Sustainable Coastal Protection: The Balance Between Protecting Coastline Structures and Conserving the Environment
In the United States, more than half of the population lives within 50 miles of the coastline. As average annual temperatures and sea level continue to rise, the coastline will likely experience stronger hurricanes and winds leading to higher storm surge and bigger waves. Inhabitants of these coastlines will be forced to find more effective and sustainable ways of coping with the threatening impacts of storm surge and waves or abandon some areas altogether.
“Storm surge and waves often lead to significant shoreline erosion and seawall damage,” says Landolf Rhode-Barbarigos, an assistant professor in the College of Engineering’s Department of Civil, Architectural and Environmental Engineering (CAE). “Mitigating these effects is of utmost importance for coastal communities, especially as these effects are projected to worsen with climate change.”
Apart from beach and dune re-nourishment most traditional strategies for coastal protection involve shoreline hardening with structures, such as seawalls, riprap and groins. Although these structures may often provide the required level of protection, they significantly reduce habitat value. “It is imperative to develop alternatives to the traditional revetment systems,” says Rhode-Barbarigos. “With an appropriately engineered shoreline protection system, we can improve the efficiency of revetment systems while also creating an environment for marine life to thrive.”
Rhode-Barbarigos is currently working with Antonio Nanni, professor and chair of CAE, and Brian Haus, professor and chair of the Department of Ocean Sciences in the Rosenstiel School of Marine and Atmospheric Science and in collaboration with the Florida Department of Transportation, to provide a shoreline protection system that effectively dissipates the impact of waves while providing a hospitable environment for native species.
Their research project, funded by the National Academy of Sciences, focuses on investigating and developing an effective, yet environmentally friendly, modular revetment system.
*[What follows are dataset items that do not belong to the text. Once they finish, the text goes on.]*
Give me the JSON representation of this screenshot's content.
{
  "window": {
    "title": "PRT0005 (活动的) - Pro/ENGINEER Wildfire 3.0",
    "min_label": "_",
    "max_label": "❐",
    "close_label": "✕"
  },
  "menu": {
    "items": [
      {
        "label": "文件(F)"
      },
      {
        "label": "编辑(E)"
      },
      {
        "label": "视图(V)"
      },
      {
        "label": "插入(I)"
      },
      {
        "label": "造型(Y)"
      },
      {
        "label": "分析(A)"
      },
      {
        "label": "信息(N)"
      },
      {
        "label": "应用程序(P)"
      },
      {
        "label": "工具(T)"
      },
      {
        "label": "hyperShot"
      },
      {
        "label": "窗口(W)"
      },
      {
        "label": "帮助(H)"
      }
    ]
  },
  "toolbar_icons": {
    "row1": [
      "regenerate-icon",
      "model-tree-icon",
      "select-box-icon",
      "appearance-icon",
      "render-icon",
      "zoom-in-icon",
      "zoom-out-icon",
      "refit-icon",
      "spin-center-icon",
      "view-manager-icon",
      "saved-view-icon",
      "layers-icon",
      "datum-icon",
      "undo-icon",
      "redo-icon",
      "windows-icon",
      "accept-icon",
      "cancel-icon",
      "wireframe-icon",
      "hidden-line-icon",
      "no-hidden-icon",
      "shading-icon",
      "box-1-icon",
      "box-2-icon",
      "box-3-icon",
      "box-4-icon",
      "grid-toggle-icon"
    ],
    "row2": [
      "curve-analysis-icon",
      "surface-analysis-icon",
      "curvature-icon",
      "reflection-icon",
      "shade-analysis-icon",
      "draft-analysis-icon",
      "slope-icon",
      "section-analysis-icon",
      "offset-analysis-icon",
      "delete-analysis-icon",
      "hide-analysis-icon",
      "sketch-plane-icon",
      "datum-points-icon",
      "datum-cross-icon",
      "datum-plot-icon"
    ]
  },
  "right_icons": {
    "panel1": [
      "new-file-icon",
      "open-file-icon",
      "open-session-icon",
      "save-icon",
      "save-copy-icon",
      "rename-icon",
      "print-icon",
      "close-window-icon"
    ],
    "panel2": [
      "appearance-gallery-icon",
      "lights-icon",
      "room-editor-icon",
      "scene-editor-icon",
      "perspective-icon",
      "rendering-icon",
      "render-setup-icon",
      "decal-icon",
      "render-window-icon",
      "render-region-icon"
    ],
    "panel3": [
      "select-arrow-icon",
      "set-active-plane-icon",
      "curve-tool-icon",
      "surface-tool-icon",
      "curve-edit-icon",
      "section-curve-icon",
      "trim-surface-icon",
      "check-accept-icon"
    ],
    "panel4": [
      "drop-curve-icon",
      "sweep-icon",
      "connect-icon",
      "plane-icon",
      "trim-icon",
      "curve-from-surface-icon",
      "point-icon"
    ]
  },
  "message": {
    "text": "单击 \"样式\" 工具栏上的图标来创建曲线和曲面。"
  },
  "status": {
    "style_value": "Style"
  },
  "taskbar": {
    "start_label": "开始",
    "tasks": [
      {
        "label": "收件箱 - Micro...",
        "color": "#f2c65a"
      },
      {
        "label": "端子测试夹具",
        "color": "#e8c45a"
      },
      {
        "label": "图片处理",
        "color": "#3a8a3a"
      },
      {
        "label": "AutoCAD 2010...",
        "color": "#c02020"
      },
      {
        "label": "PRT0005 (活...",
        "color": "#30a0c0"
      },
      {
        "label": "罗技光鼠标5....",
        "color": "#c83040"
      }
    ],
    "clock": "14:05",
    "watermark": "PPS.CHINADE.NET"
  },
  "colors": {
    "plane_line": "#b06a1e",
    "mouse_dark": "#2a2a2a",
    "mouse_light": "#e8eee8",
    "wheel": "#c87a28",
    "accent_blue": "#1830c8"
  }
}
The system is composed of perforated tube elements made of low alkalinity cement, seawater concrete and non-corrosive reinforcement. The elements can be installed horizontally or vertically, stacked in an interlocking ‘honeycomb’ series that allows the system to adapt for various applications and topography while offering high structural complexity and enhancing its biocompatibility.
The team will be using the Surge Structure Atmosphere Interaction (SUSTAIN) Facility, a laboratory that allows researchers to generate wind-wave hurricane conditions with the flip of a switch, to appropriately design the system by improving their knowledge on the wave-breaking loads and evaluating the system’s performance.
“We have to find a balance between being economical yet effective, while also protecting the environment,” says Rhode-Barbarigos, “The proposed revetment system brings us one step closer to a sustainable tomorrow.”
The project is officially titled, “SEAHIVE – Sustainable Estuarine & Marine Revetment.”